Well, I agree that they probably shouldn’t build a new library. However, they could offer information literacy classes online. They could create tutorials for their distance learners and put them in the students’ online classrooms. They could even collaborate with the public library. Perhaps they could give the librarians access to their databases, so that they could teach the students what was available and how to use it. Maybe they could purchase some print nursing resources and keep them at the library or could at least mail books to the public library. If the public librarians were willing, maybe they could use the computer lab at the satellite campus to teach information literacy classes (which would earn those public librarians a gold star in my book). The University library shouldn’t just leave it at “well the students should come to the main campus.” You go where your students are. You provide services to them at their point of need. Otherwise, what good are you?
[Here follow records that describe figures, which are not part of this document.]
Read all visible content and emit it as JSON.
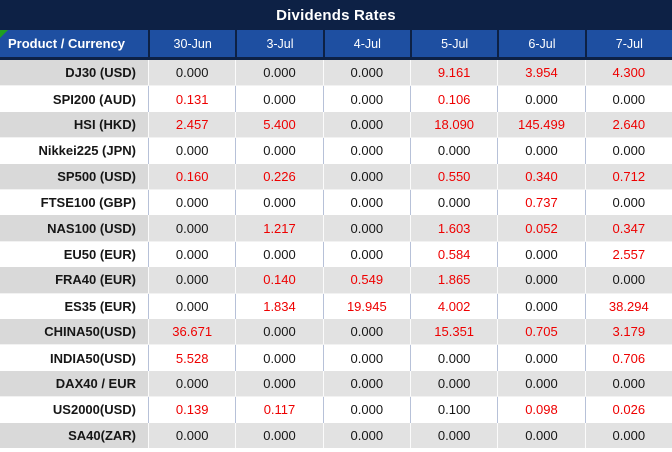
{
  "title": "Dividends Rates",
  "table": {
    "product_header": "Product / Currency",
    "date_headers": [
      "30-Jun",
      "3-Jul",
      "4-Jul",
      "5-Jul",
      "6-Jul",
      "7-Jul"
    ],
    "rows": [
      {
        "product": "DJ30 (USD)",
        "values": [
          "0.000",
          "0.000",
          "0.000",
          "9.161",
          "3.954",
          "4.300"
        ],
        "red": [
          false,
          false,
          false,
          true,
          true,
          true
        ]
      },
      {
        "product": "SPI200 (AUD)",
        "values": [
          "0.131",
          "0.000",
          "0.000",
          "0.106",
          "0.000",
          "0.000"
        ],
        "red": [
          true,
          false,
          false,
          true,
          false,
          false
        ]
      },
      {
        "product": "HSI (HKD)",
        "values": [
          "2.457",
          "5.400",
          "0.000",
          "18.090",
          "145.499",
          "2.640"
        ],
        "red": [
          true,
          true,
          false,
          true,
          true,
          true
        ]
      },
      {
        "product": "Nikkei225 (JPN)",
        "values": [
          "0.000",
          "0.000",
          "0.000",
          "0.000",
          "0.000",
          "0.000"
        ],
        "red": [
          false,
          false,
          false,
          false,
          false,
          false
        ]
      },
      {
        "product": "SP500 (USD)",
        "values": [
          "0.160",
          "0.226",
          "0.000",
          "0.550",
          "0.340",
          "0.712"
        ],
        "red": [
          true,
          true,
          false,
          true,
          true,
          true
        ]
      },
      {
        "product": "FTSE100 (GBP)",
        "values": [
          "0.000",
          "0.000",
          "0.000",
          "0.000",
          "0.737",
          "0.000"
        ],
        "red": [
          false,
          false,
          false,
          false,
          true,
          false
        ]
      },
      {
        "product": "NAS100 (USD)",
        "values": [
          "0.000",
          "1.217",
          "0.000",
          "1.603",
          "0.052",
          "0.347"
        ],
        "red": [
          false,
          true,
          false,
          true,
          true,
          true
        ]
      },
      {
        "product": "EU50 (EUR)",
        "values": [
          "0.000",
          "0.000",
          "0.000",
          "0.584",
          "0.000",
          "2.557"
        ],
        "red": [
          false,
          false,
          false,
          true,
          false,
          true
        ]
      },
      {
        "product": "FRA40 (EUR)",
        "values": [
          "0.000",
          "0.140",
          "0.549",
          "1.865",
          "0.000",
          "0.000"
        ],
        "red": [
          false,
          true,
          true,
          true,
          false,
          false
        ]
      },
      {
        "product": "ES35 (EUR)",
        "values": [
          "0.000",
          "1.834",
          "19.945",
          "4.002",
          "0.000",
          "38.294"
        ],
        "red": [
          false,
          true,
          true,
          true,
          false,
          true
        ]
      },
      {
        "product": "CHINA50(USD)",
        "values": [
          "36.671",
          "0.000",
          "0.000",
          "15.351",
          "0.705",
          "3.179"
        ],
        "red": [
          true,
          false,
          false,
          true,
          true,
          true
        ]
      },
      {
        "product": "INDIA50(USD)",
        "values": [
          "5.528",
          "0.000",
          "0.000",
          "0.000",
          "0.000",
          "0.706"
        ],
        "red": [
          true,
          false,
          false,
          false,
          false,
          true
        ]
      },
      {
        "product": "DAX40 / EUR",
        "values": [
          "0.000",
          "0.000",
          "0.000",
          "0.000",
          "0.000",
          "0.000"
        ],
        "red": [
          false,
          false,
          false,
          false,
          false,
          false
        ]
      },
      {
        "product": "US2000(USD)",
        "values": [
          "0.139",
          "0.117",
          "0.000",
          "0.100",
          "0.098",
          "0.026"
        ],
        "red": [
          true,
          true,
          false,
          false,
          true,
          true
        ]
      },
      {
        "product": "SA40(ZAR)",
        "values": [
          "0.000",
          "0.000",
          "0.000",
          "0.000",
          "0.000",
          "0.000"
        ],
        "red": [
          false,
          false,
          false,
          false,
          false,
          false
        ]
      }
    ]
  },
  "colors": {
    "title_bg": "#0d2145",
    "header_bg": "#1e4fa1",
    "negative_red": "#ee0000",
    "stripe_gray": "#d9d9d9",
    "flag_green": "#1fa01f"
  }
}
So many universities have gone gung-ho into offering online programs. These programs often make a lot of money for the universities. Too often, the university doesn’t put much (or any) of that money into the library. If you have online learners, chances are good that you’re going to need to beef up your library’s online services and collections. But the libraries don’t escape blame here. I have examined the websites of libraries at major universities that offer distance learning programs and have seen nothing for distance learners. If I search their site I will sometimes find a page that tells them how to log into the proxy server, but that’s it. Too many libraries don’t provide online information literacy instruction or even simple HTML tutorials. And even if they do, these services aren’t usually integrated into the online courseware the students use. A student’s course management system (WebCT, eCollege, Moodle, etc.) is essentially their online campus. If the library isn’t in there, how can you possibly expect your students to utilize your collections and services?
I feel very lucky that our library was never an afterthought when Norwich planned for distance learning. The library has been very well funded by the distance learning programs. We have been able to purchase a lot of new stuff for the distance learners and have been able to buy lots of books for students in programs where the online resources have been insufficient (like military history). But even if library services are an afterthought, there are a lot of things libraries can do to at least make their current resources more accessible to their students and easier to find. There is no excuse for a situation where a large chunk of your students are only using the public library for their research.